LEGNAMI DI PRODUZIONE ITALIANA O IMPORTATI DA PAESI EUROPEI


specie legnosa: LARICE

nome latino: 

Larix Decidua Mill.

denominazioni locali: Brenva, Brengola, Lares, Ares, Mersu, Malesu.
denominazione negli altri paesi europei: francese: Mélèze. Inglese: Larch. Tedesco: Larche. Spagnolo: Alerce.
areale di vegetazione naturale: in Italia: arco alpino. In Europa presente, sia pure con discontinuità, in varie zone montane: una specie affine (Larix sibirica Ledeb) copre vaste estensioni nella fascia nord orientale dell’Unione Sovietica.

CARATTERISTICHE DEI FUSTI

L’albero può raggiungere 40 m d’altezza con un diametro a petto d’uomo sino a circa 1 m: negli individui di avanzata età lo spessore della corteccia è sempre notevole. In condizioni normali gli alberi sono abbastanza dritti e regolari, ma con accentuata rastremazione del tronco: su ripidi pendii ad alta quota i fusti sono spesso curvi alla base, a sezione ellittica e con forte presenza di canastro.

ASPETTO E CARATTERISTICHE DEL LEGNO

L’albumo giallognolo, di modesto spessore, è nettamente differenziato dal durame rosso, bruno rossastro o addirittura porporino: trattandosi di specie di montagna gli anelli di incremento sono quasi sempre di esigua ampiezza. Sulle sezioni radiali i raggi midollari, anche se assai piccoli, sono percettibili per il loro colore. Abbondante presenza di resina, formante talora vere tasche intercluse nel legno.

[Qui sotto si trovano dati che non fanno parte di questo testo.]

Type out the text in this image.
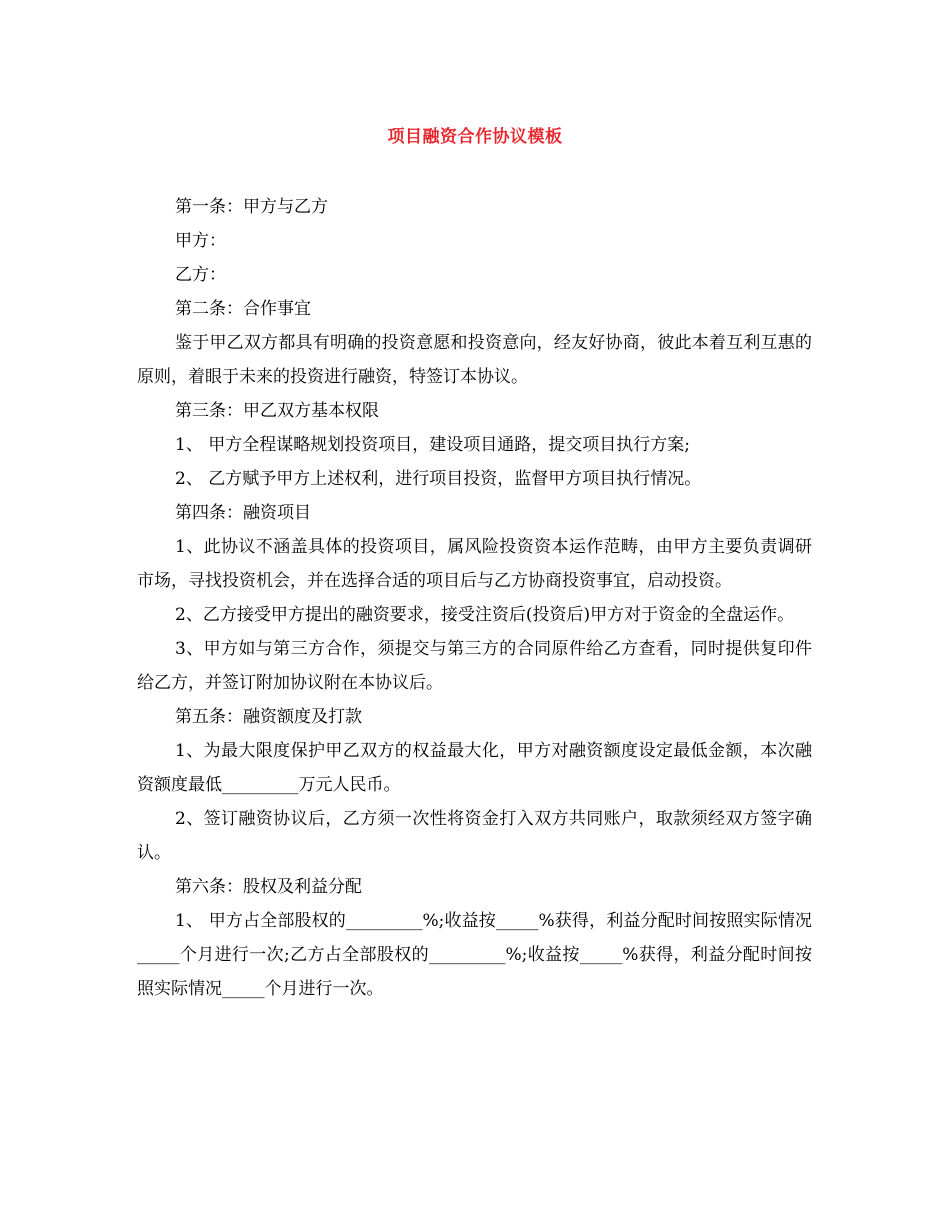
项目融资合作协议模板

第一条：甲方与乙方

甲方：

乙方：

第二条：合作事宜

鉴于甲乙双方都具有明确的投资意愿和投资意向，经友好协商，彼此本着互利互惠的原则，着眼于未来的投资进行融资，特签订本协议。

第三条：甲乙双方基本权限

1、 甲方全程谋略规划投资项目，建设项目通路，提交项目执行方案;

2、 乙方赋予甲方上述权利，进行项目投资，监督甲方项目执行情况。

第四条：融资项目

1、此协议不涵盖具体的投资项目，属风险投资资本运作范畴，由甲方主要负责调研市场，寻找投资机会，并在选择合适的项目后与乙方协商投资事宜，启动投资。

2、乙方接受甲方提出的融资要求，接受注资后(投资后)甲方对于资金的全盘运作。

3、甲方如与第三方合作，须提交与第三方的合同原件给乙方查看，同时提供复印件给乙方，并签订附加协议附在本协议后。

第五条：融资额度及打款

1、为最大限度保护甲乙双方的权益最大化，甲方对融资额度设定最低金额，本次融资额度最低_________万元人民币。

2、签订融资协议后，乙方须一次性将资金打入双方共同账户，取款须经双方签字确认。

第六条：股权及利益分配

1、 甲方占全部股权的_________%;收益按_____%获得，利益分配时间按照实际情况_____个月进行一次;乙方占全部股权的_________%;收益按_____%获得，利益分配时间按照实际情况_____个月进行一次。
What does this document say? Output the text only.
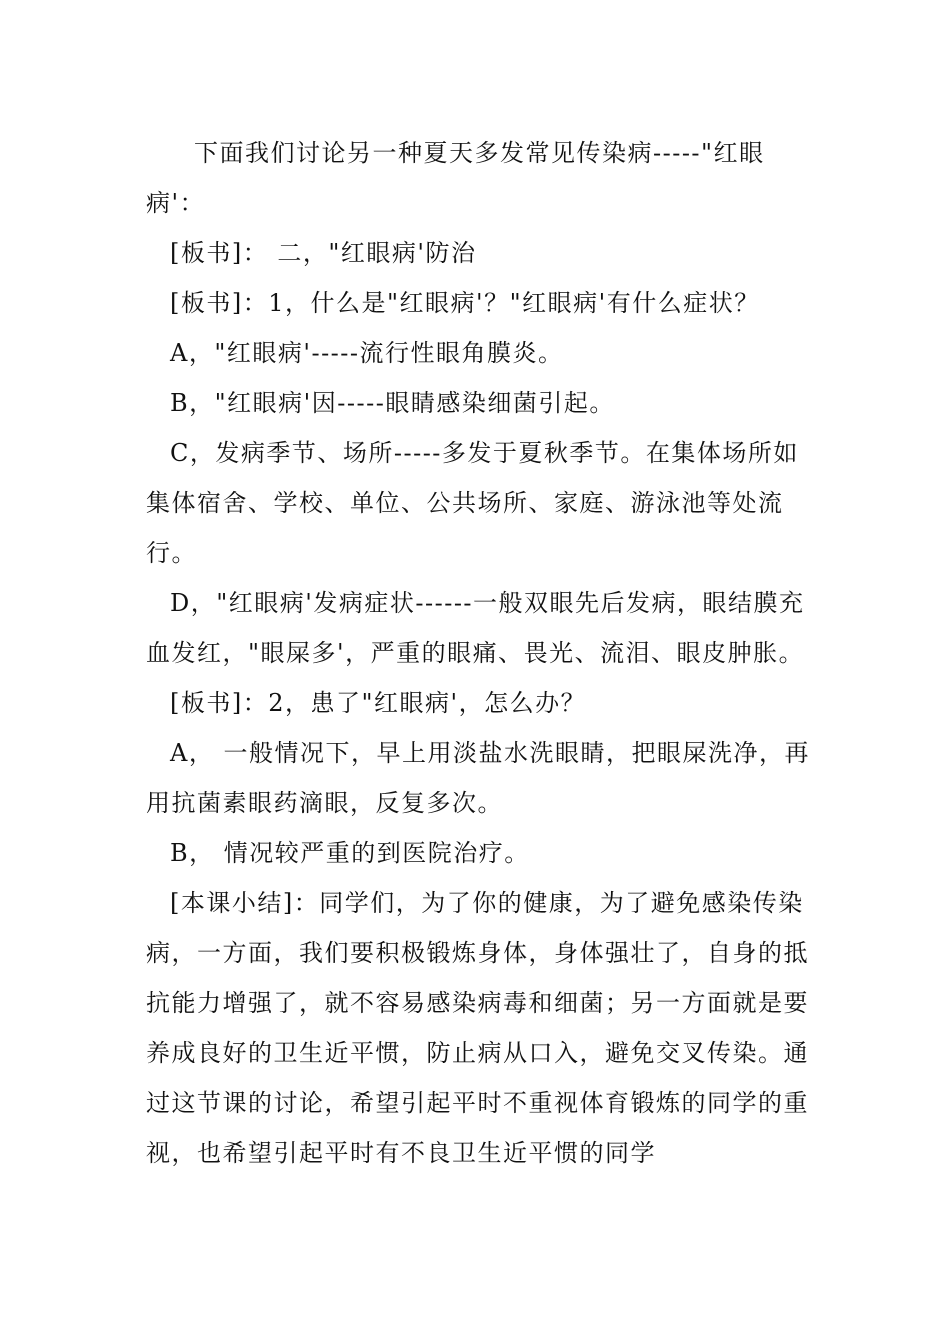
下面我们讨论另一种夏天多发常见传染病-----"红眼病'：

[板书]： 二，"红眼病'防治

[板书]：1，什么是"红眼病'？"红眼病'有什么症状？

A，"红眼病'-----流行性眼角膜炎。

B，"红眼病'因-----眼睛感染细菌引起。

C，发病季节、场所-----多发于夏秋季节。在集体场所如集体宿舍、学校、单位、公共场所、家庭、游泳池等处流行。

D，"红眼病'发病症状------一般双眼先后发病，眼结膜充血发红，"眼屎多'，严重的眼痛、畏光、流泪、眼皮肿胀。

[板书]：2，患了"红眼病'，怎么办？

A， 一般情况下，早上用淡盐水洗眼睛，把眼屎洗净，再用抗菌素眼药滴眼，反复多次。

B， 情况较严重的到医院治疗。

[本课小结]：同学们，为了你的健康，为了避免感染传染病，一方面，我们要积极锻炼身体，身体强壮了，自身的抵抗能力增强了，就不容易感染病毒和细菌；另一方面就是要养成良好的卫生近平惯，防止病从口入，避免交叉传染。通过这节课的讨论，希望引起平时不重视体育锻炼的同学的重视，也希望引起平时有不良卫生近平惯的同学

peso specifico: allo stato fresco, mediamente 860kg/m3; dopo normale stagionatura, 650kg/m3.
struttura istologica: tessitura fine, fibratura non sempre dritta, sovente elicoidale in conseguenza sia della stazione sia dell’influenza del vento.
ritiro: medio
caratteristiche meccaniche: resistenza a compressione assiale mediamente 51N/mm2, a flessione 92N/mm2, durezza bassa; il comportamento all’urto è discreto.
modulo di elasticità: 14.000 N/mm2.
difetti strutturali ed alterazioni più   frequenti: canastro; deviazione della fibratura, tasche di resina; raramente attacchi fungini già negli alberi in piedi.
durabilità mediocre per l’alburno, discreta per il durame.

PEZZATURA NORMALE DEL MATERIALE COMMERCIATO

La segagione non comporta particolari difficoltà a meno che la deviazione delle fibre non sia troppo pronunciata. Una particolare abbondanza di resina può determinare l’incrostazione delle lame, il che tuttavia può essere evitato dirigendo sulla zona di taglio un sottile filetto d’acqua o facendovi gocciolare una soluzione diluita di soda.

L’essiccazione avviene normalmente: ricorrendo ai forni ad aria calda conviene attenersi a temperature miti per non provocare forti trasudamenti di resina.

La sfogliatura non viene praticata, mentre la tranciatura è possibile e può fornire delle impiallacciture di discreta qualità.

Le unioni con chiodi o viti si effettuano regolarmente ed hanno una buona tenuta, al pari dell’incollaggio.

La piallatura e la levigatura non presentano particolari difficoltà a meno che la fibratura sia molto irregolare.

La tinteggiatura e la verniciatura sono possibili, ma i risultati non sono sempre eccellenti.

IMPIEGHI PRINCIPALI

Strutture costruttive sia nelle opere edili che stradali, idrauliche e navali, paleria di vario tipo, falegnameria pesante, listoni da pavimento, infissi interni ed esterni, mobili, arredamento, botti e mastelli, scandole per copertura tetti, imballaggi per grossi carichi.


NOTA. Il legno di Larice consumato in Italia proviene dalla produzione nazionale: soltanto occasionalmente si hanno modeste importazioni dai paesi alpini confinanti.